S53C-06
Can earthquake source inversion benefit from rotational ground motion observations?

Friday, 18 December 2015: 14:55
305 (Moscone South)
Heiner Igel1, Stefanie Donner2, Michael Reinwald3, Moritz Bernauer3, Joachim M Wassermann3 and Andreas Fichtner4, (1)Ludwig Maximilians University of Munich, Munich, Germany, (2)University of Potsdam, Potsdam, Germany, (3)Ludwig Maximilian University of Munich, Munich, Germany, (4)ETH Swiss Federal Institute of Technology Zurich, Zurich, Switzerland
Abstract:
With the prospects of instruments to observe rotational ground motions in a wide frequency and amplitude range in the near future we engage in the question how this type of ground motion observation can be used to solve seismic inverse problems. Here, we focus on the question, whether point or finite source inversions can benefit from additional observations of rotational motions.
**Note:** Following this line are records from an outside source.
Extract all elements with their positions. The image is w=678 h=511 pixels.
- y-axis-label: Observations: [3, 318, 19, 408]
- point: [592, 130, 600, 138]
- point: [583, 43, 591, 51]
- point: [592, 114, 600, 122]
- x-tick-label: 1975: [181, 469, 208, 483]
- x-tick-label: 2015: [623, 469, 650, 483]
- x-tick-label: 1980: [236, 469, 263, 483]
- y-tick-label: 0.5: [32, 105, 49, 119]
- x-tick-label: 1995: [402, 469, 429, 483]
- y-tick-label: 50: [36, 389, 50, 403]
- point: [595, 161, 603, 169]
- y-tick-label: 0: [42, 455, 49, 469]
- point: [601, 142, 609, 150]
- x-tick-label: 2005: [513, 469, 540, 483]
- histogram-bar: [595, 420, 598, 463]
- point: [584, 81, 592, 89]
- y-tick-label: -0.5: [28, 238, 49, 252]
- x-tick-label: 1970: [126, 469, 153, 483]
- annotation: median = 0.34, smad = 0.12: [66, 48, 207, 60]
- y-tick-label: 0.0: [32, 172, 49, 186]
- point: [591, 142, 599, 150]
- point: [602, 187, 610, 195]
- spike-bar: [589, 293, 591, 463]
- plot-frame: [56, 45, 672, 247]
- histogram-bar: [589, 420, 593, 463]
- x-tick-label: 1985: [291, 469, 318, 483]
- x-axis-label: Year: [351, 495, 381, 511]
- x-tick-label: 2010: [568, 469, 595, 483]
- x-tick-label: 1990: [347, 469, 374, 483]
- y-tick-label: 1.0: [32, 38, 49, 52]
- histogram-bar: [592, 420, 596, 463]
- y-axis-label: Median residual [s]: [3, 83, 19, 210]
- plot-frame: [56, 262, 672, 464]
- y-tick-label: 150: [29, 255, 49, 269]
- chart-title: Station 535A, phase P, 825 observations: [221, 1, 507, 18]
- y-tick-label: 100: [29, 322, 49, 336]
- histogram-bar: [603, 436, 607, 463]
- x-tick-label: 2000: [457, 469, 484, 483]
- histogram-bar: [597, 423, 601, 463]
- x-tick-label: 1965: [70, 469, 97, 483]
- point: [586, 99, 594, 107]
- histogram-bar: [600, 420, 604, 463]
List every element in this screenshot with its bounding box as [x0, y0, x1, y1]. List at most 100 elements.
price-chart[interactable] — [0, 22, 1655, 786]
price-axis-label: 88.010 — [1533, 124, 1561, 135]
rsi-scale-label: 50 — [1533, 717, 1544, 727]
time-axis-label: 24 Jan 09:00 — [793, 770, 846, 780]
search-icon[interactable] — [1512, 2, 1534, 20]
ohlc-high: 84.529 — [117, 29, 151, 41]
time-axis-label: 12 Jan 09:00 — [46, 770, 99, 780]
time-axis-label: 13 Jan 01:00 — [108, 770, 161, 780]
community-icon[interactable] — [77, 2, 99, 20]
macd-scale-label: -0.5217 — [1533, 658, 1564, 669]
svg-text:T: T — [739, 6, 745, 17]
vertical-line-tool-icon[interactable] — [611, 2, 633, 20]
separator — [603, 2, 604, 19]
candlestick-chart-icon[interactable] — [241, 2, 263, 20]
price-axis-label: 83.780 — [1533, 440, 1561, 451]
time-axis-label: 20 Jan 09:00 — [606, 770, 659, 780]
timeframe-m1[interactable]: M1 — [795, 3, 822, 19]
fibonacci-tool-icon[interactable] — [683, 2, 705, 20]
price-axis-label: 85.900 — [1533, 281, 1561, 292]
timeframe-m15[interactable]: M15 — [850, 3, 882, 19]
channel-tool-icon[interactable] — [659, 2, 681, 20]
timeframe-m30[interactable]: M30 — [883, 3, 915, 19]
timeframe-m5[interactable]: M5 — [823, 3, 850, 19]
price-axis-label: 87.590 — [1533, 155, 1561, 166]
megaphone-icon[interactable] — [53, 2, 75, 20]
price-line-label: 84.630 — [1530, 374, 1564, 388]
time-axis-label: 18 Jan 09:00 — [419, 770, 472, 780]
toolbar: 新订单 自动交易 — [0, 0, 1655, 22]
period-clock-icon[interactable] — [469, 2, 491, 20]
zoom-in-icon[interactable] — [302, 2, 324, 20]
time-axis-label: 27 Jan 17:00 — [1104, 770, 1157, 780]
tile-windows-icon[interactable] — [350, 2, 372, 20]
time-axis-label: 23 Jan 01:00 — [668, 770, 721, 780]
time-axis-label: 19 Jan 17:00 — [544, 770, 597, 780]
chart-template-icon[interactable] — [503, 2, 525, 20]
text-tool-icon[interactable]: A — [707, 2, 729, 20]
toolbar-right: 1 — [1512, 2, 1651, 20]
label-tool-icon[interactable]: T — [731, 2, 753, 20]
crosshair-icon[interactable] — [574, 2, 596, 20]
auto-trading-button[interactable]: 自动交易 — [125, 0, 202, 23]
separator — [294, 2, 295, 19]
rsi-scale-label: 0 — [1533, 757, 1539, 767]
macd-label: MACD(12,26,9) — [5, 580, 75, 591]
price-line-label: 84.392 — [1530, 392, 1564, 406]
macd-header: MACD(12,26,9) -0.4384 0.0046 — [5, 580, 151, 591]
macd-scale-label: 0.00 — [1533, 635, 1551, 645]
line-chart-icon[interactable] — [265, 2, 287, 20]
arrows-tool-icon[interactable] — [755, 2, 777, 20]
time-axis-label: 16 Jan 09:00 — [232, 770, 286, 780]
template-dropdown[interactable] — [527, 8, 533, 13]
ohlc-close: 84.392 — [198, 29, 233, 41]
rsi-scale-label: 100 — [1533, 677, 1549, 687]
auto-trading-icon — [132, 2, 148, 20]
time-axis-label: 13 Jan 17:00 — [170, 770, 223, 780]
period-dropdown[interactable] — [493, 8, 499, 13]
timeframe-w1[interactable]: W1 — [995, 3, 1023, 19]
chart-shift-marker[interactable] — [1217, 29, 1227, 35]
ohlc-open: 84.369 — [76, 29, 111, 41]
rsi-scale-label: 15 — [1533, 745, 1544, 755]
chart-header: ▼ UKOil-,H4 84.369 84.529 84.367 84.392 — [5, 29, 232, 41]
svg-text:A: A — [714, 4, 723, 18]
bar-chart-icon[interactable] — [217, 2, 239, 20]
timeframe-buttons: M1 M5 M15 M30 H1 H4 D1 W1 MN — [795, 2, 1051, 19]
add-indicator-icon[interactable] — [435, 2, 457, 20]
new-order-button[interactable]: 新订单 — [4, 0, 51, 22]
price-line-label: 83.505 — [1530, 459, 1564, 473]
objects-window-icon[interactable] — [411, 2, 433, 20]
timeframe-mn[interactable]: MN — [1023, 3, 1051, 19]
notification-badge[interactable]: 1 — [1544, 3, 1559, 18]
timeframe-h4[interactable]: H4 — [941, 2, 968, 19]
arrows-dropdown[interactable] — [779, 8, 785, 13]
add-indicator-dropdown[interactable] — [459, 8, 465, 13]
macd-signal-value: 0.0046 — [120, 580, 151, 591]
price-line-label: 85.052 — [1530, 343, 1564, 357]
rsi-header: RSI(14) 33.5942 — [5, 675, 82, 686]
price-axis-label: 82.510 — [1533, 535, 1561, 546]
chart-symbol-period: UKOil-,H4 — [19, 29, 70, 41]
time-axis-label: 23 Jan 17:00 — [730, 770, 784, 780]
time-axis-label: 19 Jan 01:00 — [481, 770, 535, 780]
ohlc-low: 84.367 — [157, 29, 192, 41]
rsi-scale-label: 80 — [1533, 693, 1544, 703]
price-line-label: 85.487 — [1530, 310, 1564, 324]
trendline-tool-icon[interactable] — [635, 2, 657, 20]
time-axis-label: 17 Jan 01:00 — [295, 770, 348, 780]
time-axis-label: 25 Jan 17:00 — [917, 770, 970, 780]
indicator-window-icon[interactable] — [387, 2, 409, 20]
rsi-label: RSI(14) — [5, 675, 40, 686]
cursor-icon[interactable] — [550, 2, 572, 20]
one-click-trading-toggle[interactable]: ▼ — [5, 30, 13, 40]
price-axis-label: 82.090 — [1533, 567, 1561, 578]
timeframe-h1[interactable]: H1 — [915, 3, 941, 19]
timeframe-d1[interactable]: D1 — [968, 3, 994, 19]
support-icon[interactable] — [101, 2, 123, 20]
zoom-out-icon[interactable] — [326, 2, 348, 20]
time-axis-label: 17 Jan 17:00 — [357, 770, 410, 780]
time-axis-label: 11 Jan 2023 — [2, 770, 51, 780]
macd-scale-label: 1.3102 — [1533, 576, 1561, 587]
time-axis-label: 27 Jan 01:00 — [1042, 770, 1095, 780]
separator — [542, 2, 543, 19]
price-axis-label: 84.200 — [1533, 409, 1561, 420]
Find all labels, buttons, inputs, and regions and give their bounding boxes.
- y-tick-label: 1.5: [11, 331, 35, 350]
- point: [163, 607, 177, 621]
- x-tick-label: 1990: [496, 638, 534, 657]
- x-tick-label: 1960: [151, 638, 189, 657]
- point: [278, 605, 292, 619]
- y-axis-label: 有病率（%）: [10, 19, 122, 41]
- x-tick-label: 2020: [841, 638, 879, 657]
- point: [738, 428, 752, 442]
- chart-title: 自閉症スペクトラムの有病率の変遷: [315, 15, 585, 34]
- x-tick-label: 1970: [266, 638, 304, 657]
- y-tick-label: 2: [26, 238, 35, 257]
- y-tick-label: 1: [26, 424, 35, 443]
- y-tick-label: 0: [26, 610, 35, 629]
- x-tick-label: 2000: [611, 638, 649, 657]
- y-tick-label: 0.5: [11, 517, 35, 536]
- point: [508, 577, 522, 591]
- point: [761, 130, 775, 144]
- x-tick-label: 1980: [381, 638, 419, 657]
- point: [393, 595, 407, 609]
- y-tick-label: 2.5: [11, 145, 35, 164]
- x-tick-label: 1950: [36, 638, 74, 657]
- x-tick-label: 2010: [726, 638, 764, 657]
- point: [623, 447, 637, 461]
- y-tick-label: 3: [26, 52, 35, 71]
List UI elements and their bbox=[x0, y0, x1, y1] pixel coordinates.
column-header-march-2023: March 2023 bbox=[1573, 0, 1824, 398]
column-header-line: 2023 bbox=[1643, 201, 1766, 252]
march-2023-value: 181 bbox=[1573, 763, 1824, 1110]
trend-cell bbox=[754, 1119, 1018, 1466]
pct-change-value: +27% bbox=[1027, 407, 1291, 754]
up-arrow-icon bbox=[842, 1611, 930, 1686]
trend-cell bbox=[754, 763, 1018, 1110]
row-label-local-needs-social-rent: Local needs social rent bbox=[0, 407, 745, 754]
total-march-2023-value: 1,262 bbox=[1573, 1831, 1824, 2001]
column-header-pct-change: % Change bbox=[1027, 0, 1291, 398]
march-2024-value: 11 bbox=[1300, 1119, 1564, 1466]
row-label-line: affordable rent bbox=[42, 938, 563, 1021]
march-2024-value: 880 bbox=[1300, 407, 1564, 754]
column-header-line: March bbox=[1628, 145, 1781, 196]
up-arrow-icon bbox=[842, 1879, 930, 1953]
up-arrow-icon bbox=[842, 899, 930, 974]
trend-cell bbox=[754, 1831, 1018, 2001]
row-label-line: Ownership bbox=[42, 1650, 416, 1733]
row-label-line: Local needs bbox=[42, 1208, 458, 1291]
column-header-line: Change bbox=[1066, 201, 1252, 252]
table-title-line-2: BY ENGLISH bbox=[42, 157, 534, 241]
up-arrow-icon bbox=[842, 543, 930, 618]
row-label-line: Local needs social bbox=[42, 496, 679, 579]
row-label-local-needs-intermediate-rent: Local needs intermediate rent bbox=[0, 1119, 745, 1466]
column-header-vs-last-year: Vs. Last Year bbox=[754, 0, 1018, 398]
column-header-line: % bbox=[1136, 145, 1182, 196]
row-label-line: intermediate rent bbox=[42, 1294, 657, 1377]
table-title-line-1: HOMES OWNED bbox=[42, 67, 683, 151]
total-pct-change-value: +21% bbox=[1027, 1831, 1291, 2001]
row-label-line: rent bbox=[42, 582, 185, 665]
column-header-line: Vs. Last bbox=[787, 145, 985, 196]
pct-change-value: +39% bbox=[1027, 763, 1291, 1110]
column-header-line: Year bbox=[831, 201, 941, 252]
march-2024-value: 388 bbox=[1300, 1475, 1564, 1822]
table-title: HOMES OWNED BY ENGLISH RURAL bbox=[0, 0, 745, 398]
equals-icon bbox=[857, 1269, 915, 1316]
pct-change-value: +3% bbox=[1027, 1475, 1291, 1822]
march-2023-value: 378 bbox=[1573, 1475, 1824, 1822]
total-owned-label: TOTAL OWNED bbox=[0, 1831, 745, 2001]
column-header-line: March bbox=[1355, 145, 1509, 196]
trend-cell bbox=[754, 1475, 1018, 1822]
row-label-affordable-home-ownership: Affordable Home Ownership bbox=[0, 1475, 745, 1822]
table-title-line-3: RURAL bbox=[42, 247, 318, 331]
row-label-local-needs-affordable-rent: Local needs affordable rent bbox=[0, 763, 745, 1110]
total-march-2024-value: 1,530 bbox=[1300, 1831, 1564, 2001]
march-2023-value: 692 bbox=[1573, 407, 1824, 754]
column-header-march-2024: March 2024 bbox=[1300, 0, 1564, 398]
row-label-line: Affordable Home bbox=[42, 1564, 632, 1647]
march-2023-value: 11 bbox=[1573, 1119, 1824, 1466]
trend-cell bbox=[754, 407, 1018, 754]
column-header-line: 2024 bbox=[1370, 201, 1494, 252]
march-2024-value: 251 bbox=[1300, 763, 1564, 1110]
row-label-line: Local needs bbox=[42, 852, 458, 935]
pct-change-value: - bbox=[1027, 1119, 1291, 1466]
In an attempt to be fair we compare observations from a surface seismic network with N 3-component translational sensors (classic seismometers) with those obtained with N/2 6-component sensors (with additional colocated 3-component rotational motions). Thus we keep the overall number of traces constant. Synthetic seismograms are calculated for known point- or finite-source properties. The corresponding inverse problem is posed in a probabilistic way using the Shannon information content as a measure how the observations constrain the seismic source properties. The results show that with the 6-C subnetworks the source properties are not only equally well recovered (even that would be benefitial because of the substantially reduced logistics installing N/2 sensors) but statistically significant some source properties are almost always better resolved. We assume that this can be attributed to the fact the (in particular vertical) gradient information is contained in the additional rotational motion components. We compare these effects for strike-slip and normal-faulting type sources. Thus the answer to the question raised is a definite “yes”. The challenge now is to demonstrate these effects on real data.